The key is most often humour. When executed in good taste and not at the expense of the customer or at a part of their experience they are unpleased with, humour can liven up the consumer experience and remind them exactly why they enjoy your services so much.
A perfect example of how well executed humour can get people on board is the recent ‘tweet-off’ between Tesco’s and O2 in the UK. Initially instigated by a follower of the two brands, they tweeted friendly banter back and forth that got a fantastic reaction throughout the twitter-sphere.
The light-hearted chatter not only showed people that friendly people exist behind both corporations, it also gave them a reason to follow the two more closely on social media sites, and inadvertently stay up to date with the news for both businesses.
What is offensive to one is not necessarily offensive to another. And you certainly can’t please everyone, just be sure to think a joke through particularly when over social media.
This post from Playboy model Tricia Evans caused particular outrage when it was posted less than 24 hours after the killing of 12 cinema-goers during the midnight screening of The Dark Knight Rises in Aurora, Colorado. Evans’ failure to apologise for the unfortunate remark caused further outrage across the twittersphere.
But don’t fret! If a mistake is honestly made a calm and clever approach can easily put a potential PR bungle to rest. Here’s an example of how to use humour to calm a potentially offensive situation.
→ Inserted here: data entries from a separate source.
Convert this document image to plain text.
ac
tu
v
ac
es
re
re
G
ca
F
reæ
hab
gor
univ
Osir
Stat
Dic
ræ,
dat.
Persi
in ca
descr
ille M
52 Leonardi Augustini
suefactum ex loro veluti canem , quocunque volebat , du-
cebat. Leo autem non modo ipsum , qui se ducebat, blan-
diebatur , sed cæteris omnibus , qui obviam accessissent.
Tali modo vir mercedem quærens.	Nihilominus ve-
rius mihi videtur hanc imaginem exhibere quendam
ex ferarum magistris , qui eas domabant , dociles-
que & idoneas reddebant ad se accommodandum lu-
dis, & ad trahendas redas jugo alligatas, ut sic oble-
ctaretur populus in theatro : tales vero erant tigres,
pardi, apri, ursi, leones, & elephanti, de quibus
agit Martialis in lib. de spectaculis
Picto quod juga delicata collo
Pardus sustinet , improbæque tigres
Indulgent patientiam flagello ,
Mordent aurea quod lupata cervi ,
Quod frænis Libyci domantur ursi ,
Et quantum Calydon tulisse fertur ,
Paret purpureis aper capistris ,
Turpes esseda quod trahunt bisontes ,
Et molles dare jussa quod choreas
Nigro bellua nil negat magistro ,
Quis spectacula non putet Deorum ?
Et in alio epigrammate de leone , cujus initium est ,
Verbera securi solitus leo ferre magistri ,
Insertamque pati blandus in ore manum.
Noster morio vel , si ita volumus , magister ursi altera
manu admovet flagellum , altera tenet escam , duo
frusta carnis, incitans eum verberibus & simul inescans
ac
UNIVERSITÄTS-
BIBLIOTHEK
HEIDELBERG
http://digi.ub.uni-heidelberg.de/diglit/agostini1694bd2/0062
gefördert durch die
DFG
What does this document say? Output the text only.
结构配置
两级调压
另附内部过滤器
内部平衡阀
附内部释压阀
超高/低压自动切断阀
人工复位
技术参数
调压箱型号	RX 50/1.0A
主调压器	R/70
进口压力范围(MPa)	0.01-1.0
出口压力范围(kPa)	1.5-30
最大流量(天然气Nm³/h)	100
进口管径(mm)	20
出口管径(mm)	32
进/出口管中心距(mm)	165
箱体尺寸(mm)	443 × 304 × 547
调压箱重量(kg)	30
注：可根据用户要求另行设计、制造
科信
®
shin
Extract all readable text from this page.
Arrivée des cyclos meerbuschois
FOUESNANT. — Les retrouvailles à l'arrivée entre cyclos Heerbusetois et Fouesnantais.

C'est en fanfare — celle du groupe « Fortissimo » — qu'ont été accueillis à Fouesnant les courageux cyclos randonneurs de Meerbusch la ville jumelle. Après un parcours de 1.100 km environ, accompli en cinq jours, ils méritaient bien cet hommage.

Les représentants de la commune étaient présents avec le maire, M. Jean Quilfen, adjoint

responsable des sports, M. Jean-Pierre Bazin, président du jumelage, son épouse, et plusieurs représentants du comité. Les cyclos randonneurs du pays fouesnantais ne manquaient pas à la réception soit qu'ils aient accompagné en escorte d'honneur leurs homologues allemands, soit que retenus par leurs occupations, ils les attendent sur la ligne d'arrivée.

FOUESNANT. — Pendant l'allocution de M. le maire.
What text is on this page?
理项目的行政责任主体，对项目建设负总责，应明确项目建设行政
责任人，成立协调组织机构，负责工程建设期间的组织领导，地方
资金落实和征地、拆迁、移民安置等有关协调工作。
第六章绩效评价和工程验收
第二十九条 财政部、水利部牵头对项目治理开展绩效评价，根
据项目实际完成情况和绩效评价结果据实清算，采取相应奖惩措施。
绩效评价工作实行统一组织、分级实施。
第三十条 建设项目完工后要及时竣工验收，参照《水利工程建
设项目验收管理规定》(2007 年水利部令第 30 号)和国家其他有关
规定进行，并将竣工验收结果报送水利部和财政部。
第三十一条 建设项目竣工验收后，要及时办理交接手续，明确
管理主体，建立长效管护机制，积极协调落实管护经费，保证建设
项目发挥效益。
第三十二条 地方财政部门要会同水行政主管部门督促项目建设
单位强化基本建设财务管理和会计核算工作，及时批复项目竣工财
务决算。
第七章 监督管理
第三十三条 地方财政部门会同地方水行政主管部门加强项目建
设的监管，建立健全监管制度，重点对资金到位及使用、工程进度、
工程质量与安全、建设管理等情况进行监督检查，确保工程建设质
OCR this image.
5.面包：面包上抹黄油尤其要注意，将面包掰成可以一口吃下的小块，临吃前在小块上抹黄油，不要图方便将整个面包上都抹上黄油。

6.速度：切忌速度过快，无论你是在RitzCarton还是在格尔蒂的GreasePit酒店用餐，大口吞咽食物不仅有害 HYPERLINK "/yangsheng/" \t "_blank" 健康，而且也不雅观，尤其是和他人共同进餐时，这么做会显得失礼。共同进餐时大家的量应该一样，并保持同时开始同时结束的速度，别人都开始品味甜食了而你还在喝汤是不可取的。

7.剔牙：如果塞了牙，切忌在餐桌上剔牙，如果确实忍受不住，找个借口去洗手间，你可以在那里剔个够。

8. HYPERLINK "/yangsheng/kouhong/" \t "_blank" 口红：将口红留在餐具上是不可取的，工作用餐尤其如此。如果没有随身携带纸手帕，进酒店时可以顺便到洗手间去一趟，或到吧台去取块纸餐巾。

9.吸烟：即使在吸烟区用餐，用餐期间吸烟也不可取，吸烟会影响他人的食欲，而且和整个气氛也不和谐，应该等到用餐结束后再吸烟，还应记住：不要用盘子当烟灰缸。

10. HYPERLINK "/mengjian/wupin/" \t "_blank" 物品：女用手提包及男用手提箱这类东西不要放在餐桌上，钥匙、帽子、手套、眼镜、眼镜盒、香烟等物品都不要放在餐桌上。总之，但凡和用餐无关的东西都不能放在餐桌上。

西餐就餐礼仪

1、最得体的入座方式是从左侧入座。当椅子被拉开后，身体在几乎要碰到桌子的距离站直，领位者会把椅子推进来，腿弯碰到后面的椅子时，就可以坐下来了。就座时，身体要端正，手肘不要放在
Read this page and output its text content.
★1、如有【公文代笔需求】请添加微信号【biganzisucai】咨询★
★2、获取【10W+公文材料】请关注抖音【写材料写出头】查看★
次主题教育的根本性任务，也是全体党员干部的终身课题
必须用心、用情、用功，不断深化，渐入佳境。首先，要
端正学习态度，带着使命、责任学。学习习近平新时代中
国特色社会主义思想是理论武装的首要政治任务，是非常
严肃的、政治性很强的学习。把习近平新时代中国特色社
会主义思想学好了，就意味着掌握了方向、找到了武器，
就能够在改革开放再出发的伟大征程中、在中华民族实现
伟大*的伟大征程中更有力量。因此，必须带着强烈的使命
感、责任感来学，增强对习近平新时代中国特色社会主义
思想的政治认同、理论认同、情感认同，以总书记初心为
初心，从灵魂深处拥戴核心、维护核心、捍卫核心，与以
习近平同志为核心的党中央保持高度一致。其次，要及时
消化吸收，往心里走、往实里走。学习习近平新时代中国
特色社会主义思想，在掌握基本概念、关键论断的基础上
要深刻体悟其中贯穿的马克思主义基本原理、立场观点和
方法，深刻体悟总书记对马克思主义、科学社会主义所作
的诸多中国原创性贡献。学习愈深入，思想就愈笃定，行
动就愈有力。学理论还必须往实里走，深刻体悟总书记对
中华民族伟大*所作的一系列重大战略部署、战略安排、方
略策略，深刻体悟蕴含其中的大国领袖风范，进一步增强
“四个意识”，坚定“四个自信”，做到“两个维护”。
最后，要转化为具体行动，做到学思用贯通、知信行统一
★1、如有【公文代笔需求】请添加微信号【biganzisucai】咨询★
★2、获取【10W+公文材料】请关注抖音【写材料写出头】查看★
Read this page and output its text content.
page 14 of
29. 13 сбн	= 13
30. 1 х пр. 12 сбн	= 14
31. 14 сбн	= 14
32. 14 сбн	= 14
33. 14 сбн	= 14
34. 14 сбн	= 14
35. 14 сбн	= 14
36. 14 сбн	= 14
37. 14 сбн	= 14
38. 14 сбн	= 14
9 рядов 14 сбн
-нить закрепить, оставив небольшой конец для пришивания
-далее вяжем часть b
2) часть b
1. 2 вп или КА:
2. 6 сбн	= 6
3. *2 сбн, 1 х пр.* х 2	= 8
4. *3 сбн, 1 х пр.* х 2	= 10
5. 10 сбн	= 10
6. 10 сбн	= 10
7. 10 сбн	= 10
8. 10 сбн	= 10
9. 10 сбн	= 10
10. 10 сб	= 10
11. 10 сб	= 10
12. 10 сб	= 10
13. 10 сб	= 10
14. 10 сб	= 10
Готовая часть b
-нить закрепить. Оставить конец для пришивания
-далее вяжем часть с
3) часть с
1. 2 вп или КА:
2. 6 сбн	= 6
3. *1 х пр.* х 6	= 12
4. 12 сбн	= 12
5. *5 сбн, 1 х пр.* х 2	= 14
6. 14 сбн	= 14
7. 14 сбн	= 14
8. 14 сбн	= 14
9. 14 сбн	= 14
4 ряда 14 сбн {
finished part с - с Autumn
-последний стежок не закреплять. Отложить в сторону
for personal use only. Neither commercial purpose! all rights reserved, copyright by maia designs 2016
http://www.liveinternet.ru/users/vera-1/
After someone mistakenly tweeted a post meant for their personal account from American Red Cross’s twitter the Red Cross deleted the tweet and diffused the situation with the following tweet: “We’ve deleted the rogue tweet but rest assured the Red Cross is sober and we’ve confiscated the keys.” Dogfish Head, the beer company mentioned in the tweet, used the mishap to the advantage of both brands, employing the hash tag #gettingslizzerd to inspire people to donate to the Red Cross.
Your customer wants to know that you take your service seriously as well as appreciating their patronage and suggestions for improvement, but this does not have to be done sullen-faced. A light-hearted joke will always benefit your brand, just be careful that your joke is in good taste! If a miscommunication occurs be calm, rational and try to humbly rectify the situation.